I made de Tocqueville’s journey 156 years later (from Scotland) – courtesy of the German Marshall Foundation – to explore (on a 6 week fellowship) how local communities (eg in the Pittsburgh area) were dealing with the effects of the closure of their steel mills. I was lucky enough to be “embedded” in the various municipal organisations with interests in community enterprise (including a brief period in the Chicago mayor’s office at the height of one of their schools’ crises) and soon found myself overwhelmed by the role of charitable Foundations in this sort of work. Like de Tocqueville, I could feel the energy in the air.... 
I came as a sceptic but identified no fewer than nine features of their local development process as "worthy of study and replication" 
- more pluralistic sources of Local Funding (the scale of corporate and tax-free grants to Foundations)
- networking of people from the private and public sectors (eg Community Leadership scheme)

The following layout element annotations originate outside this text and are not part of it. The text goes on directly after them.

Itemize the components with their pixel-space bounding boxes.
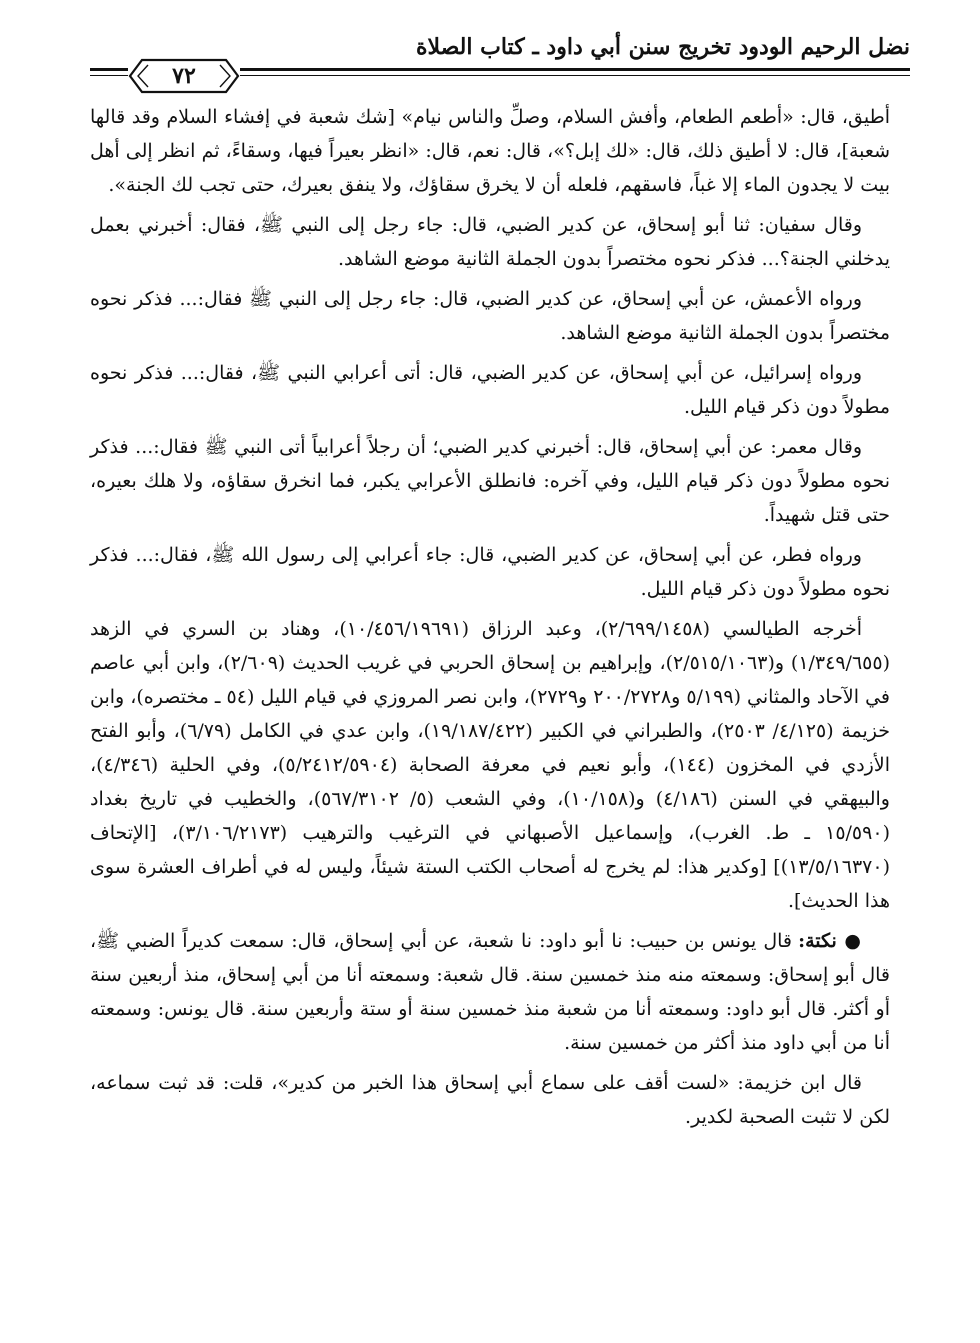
paragraph-2 [90,208,890,276]
paragraph-text: أطيق، قال: «أطعم الطعام، وأفش السلام، وصلِّ والناس نيام» [شك شعبة في إفشاء السلام وقد قالها شعبة]، قال: لا أطيق ذلك، قال: «لك إبل؟»، قال: نعم، قال: «انظر بعيراً فيها، وسقاءً، ثم انظر إلى أهل بيت لا يجدون الماء إلا غباً، فاسقهم، فلعله أن لا يخرق سقاؤك، ولا ينفق بعيرك، حتى تجب لك الجنة». [90,106,890,196]
paragraph-5 [90,430,890,532]
paragraph-text: ورواه فطر، عن أبي إسحاق، عن كدير الضبي، قال: جاء أعرابي إلى رسول الله ﷺ، فقال:... فذكر نحوه مطولاً دون ذكر قيام الليل. [90,544,890,600]
paragraph-text: قال يونس بن حبيب: نا أبو داود: نا شعبة، عن أبي إسحاق، قال: سمعت كديراً الضبي ﷺ، قال أبو إسحاق: وسمعته منه منذ خمسين سنة. قال شعبة: وسمعته أنا من أبي إسحاق، منذ أربعين سنة أو أكثر. قال أبو داود: وسمعته أنا من شعبة منذ خمسين سنة أو ستة وأربعين سنة. قال يونس: وسمعته أنا من أبي داود منذ أكثر من خمسين سنة. [90,930,890,1054]
main-text [90,100,890,1140]
page-number-badge [128,56,240,96]
paragraph-text: ورواه الأعمش، عن أبي إسحاق، عن كدير الضبي، قال: جاء رجل إلى النبي ﷺ فقال:... فذكر نحوه مختصراً بدون الجملة الثانية موضع الشاهد. [90,288,890,344]
paragraph-8 [90,924,890,1060]
header-title: نضل الرحيم الودود تخريج سنن أبي داود ـ كتاب الصلاة [415,34,910,60]
paragraph-1 [90,100,890,202]
paragraph-text: أخرجه الطيالسي (٢/٦٩٩/١٤٥٨)، وعبد الرزاق (١٠/٤٥٦/١٩٦٩١)، وهناد بن السري في الزهد (١/٣٤٩/٦٥٥) و(٢/٥١٥/١٠٦٣)، وإبراهيم بن إسحاق الحربي في غريب الحديث (٢/٦٠٩)، وابن أبي عاصم في الآحاد والمثاني (٥/١٩٩ و٢٠٠/٢٧٢٨ و٢٧٢٩)، وابن نصر المروزي في قيام الليل (٥٤ ـ مختصره)، وابن خزيمة (٤/١٢٥/ ٢٥٠٣)، والطبراني في الكبير (١٩/١٨٧/٤٢٢)، وابن عدي في الكامل (٦/٧٩)، وأبو الفتح الأزدي في المخزون (١٤٤)، وأبو نعيم في معرفة الصحابة (٥/٢٤١٢/٥٩٠٤)، وفي الحلية (٤/٣٤٦)، والبيهقي في السنن (٤/١٨٦) و(١٠/١٥٨)، وفي الشعب (٥/ ٥٦٧/٣١٠٢)، والخطيب في تاريخ بغداد (١٥/٥٩٠ ـ ط. الغرب)، وإسماعيل الأصبهاني في الترغيب والترهيب (٣/١٠٦/٢١٧٣)، [الإتحاف (١٣/٥/١٦٣٧٠)] [وكدير هذا: لم يخرج له أصحاب الكتب الستة شيئاً، وليس له في أطراف العشرة سوى هذا الحديث]. [90,618,891,912]
paragraph-6 [90,538,890,606]
paragraph-3 [90,282,890,350]
paragraph-9 [90,1066,890,1134]
paragraph-text: ورواه إسرائيل، عن أبي إسحاق، عن كدير الضبي، قال: أتى أعرابي النبي ﷺ، فقال:... فذكر نحوه مطولاً دون ذكر قيام الليل. [90,362,890,418]
paragraph-7 [90,612,890,918]
running-header [90,28,910,98]
paragraph-text: وقال معمر: عن أبي إسحاق، قال: أخبرني كدير الضبي؛ أن رجلاً أعرابياً أتى النبي ﷺ فقال:... فذكر نحوه مطولاً دون ذكر قيام الليل، وفي آخره: فانطلق الأعرابي يكبر، فما انخرق سقاؤه، ولا هلك بعيره، حتى قتل شهيداً. [90,436,890,526]
paragraph-text: قال ابن خزيمة: «لست أقف على سماع أبي إسحاق هذا الخبر من كدير»، قلت: قد ثبت سماعه، لكن لا تثبت الصحبة لكدير. [90,1072,890,1128]
paragraph-4 [90,356,890,424]
paragraph-text: وقال سفيان: ثنا أبو إسحاق، عن كدير الضبي، قال: جاء رجل إلى النبي ﷺ، فقال: أخبرني بعمل يدخلني الجنة؟... فذكر نحوه مختصراً بدون الجملة الثانية موضع الشاهد. [90,214,890,270]
note-label: ● نكتة: [798,930,862,952]
page-number: ٧٢ [172,63,196,89]
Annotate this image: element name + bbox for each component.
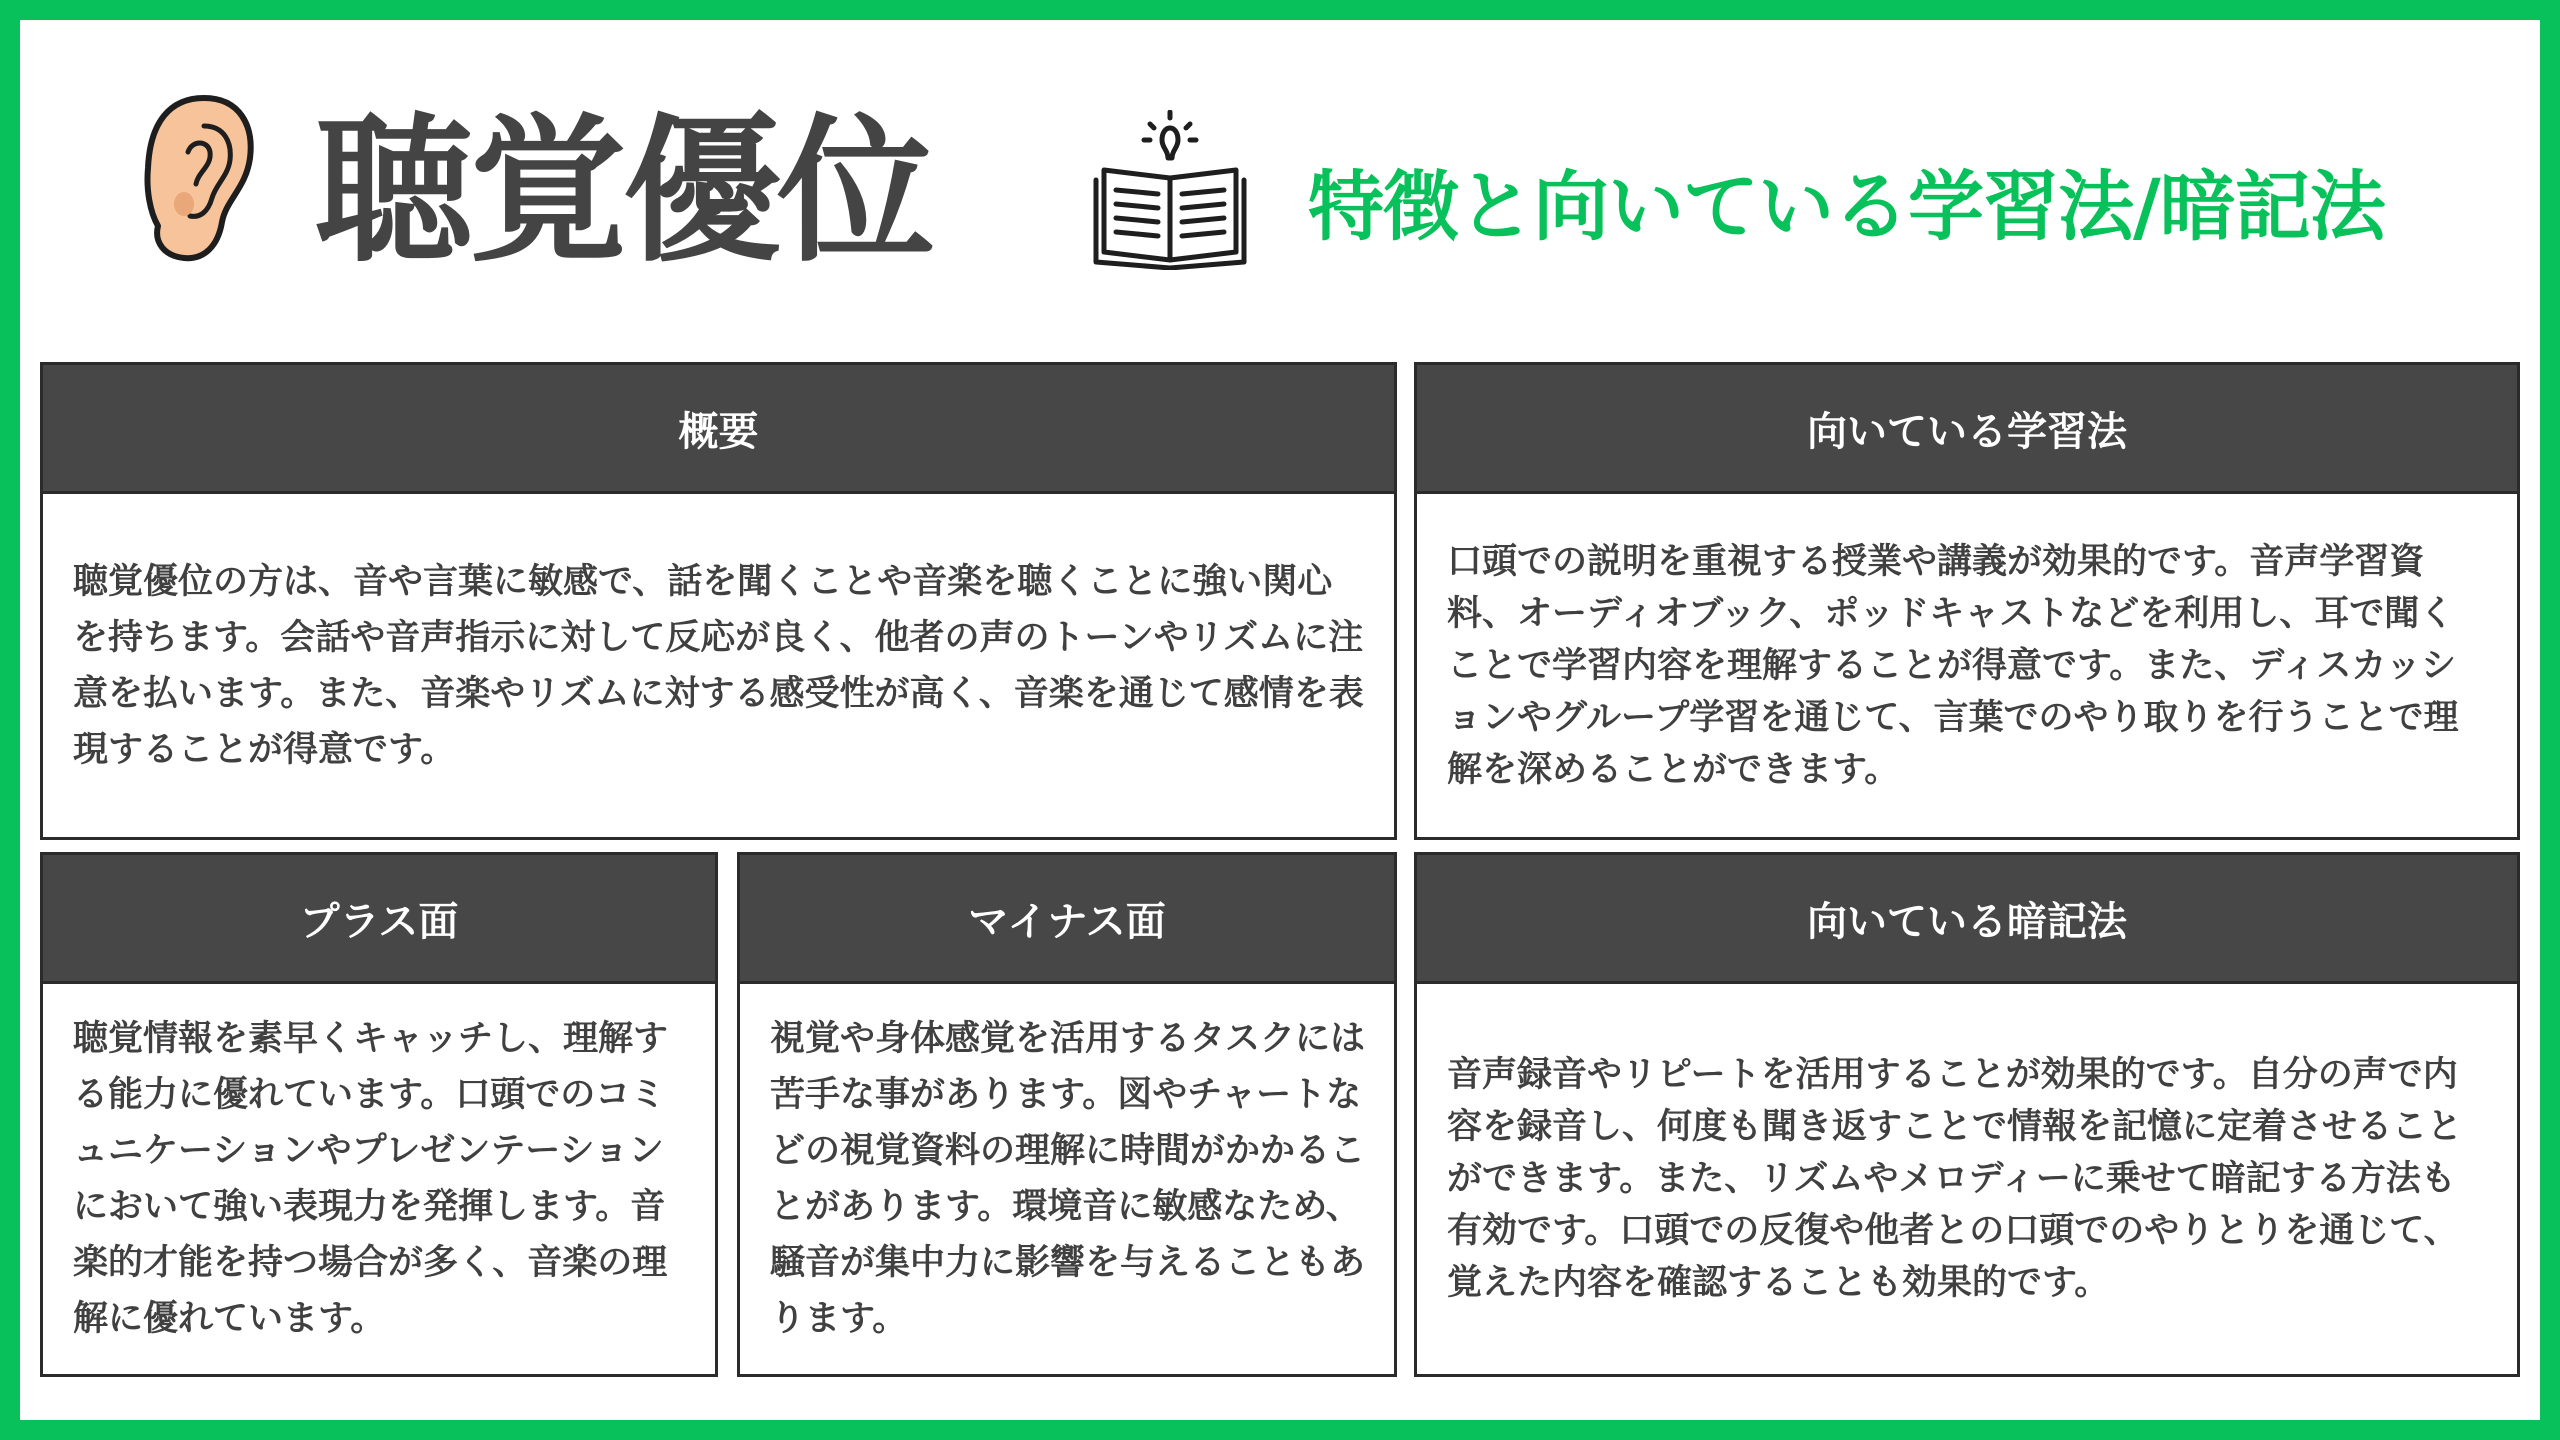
plus-side-heading: プラス面 (43, 855, 715, 984)
subtitle: 特徴と向いている学習法/暗記法 (1308, 162, 2385, 251)
minus-side-panel (737, 852, 1397, 1377)
memorization-method-panel (1414, 852, 2520, 1377)
minus-side-heading: マイナス面 (740, 855, 1394, 984)
overview-panel (40, 362, 1397, 840)
learning-method-panel (1414, 362, 2520, 840)
memorization-method-heading: 向いている暗記法 (1417, 855, 2517, 984)
minus-side-body-container (740, 984, 1394, 1374)
memorization-method-body-container (1417, 984, 2517, 1374)
overview-text: 聴覚優位の方は、音や言葉に敏感で、話を聞くことや音楽を聴くことに強い関心を持ちます。会話や音声指示に対して反応が良く、他者の声のトーンやリズムに注意を払います。また、音楽やリズムに対する感受性が高く、音楽を通じて感情を表現することが得意です。 (73, 561, 1364, 770)
plus-side-body-container (43, 984, 715, 1374)
open-book-lightbulb-icon (1092, 110, 1248, 270)
minus-side-text: 視覚や身体感覚を活用するタスクには苦手な事があります。図やチャートなどの視覚資料の理解に時間がかかることがあります。環境音に敏感なため、騒音が集中力に影響を与えることもあります。 (770, 1019, 1366, 1339)
main-title: 聴覚優位 (315, 100, 931, 284)
plus-side-panel (40, 852, 718, 1377)
memorization-method-text: 音声録音やリピートを活用することが効果的です。自分の声で内容を録音し、何度も聞き返すことで情報を記憶に定着させることができます。また、リズムやメロディーに乗せて暗記する方法も有効です。口頭での反復や他者との口頭でのやりとりを通じて、覚えた内容を確認することも効果的です。 (1447, 1055, 2463, 1303)
overview-heading: 概要 (43, 365, 1394, 494)
overview-body-container (43, 494, 1394, 837)
learning-method-body-container (1417, 494, 2517, 837)
plus-side-text: 聴覚情報を素早くキャッチし、理解する能力に優れています。口頭でのコミュニケーションやプレゼンテーションにおいて強い表現力を発揮します。音楽的才能を持つ場合が多く、音楽の理解に優れています。 (73, 1019, 669, 1339)
learning-method-text: 口頭での説明を重視する授業や講義が効果的です。音声学習資料、オーディオブック、ポッドキャストなどを利用し、耳で聞くことで学習内容を理解することが得意です。また、ディスカッションやグループ学習を通じて、言葉でのやり取りを行うことで理解を深めることができます。 (1447, 541, 2459, 790)
learning-method-heading: 向いている学習法 (1417, 365, 2517, 494)
ear-icon (140, 92, 258, 268)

- scanning for strategic work : the active, participative role played by the private sector in the process of setting the regional agenda in places like Chicago was impressive
- coaching : the way community economic development skills were encouraged
- marketing : of voluntary organisations
- affirming : affirmative action in Chicago Council was handled very systematically in areas such as hiring and sub-contracting
- negotiating : the flexibility of the planning system allowed local councils to strike deals with developers to the direct advantage of poorer areas.
- persevering : the realism about timescale of change
- parcelling into manageable units of action: the British mentality seemed to prefer administrative neatness to permit a "coordinated" approach. American "messiness" seemed to produce more dynamism.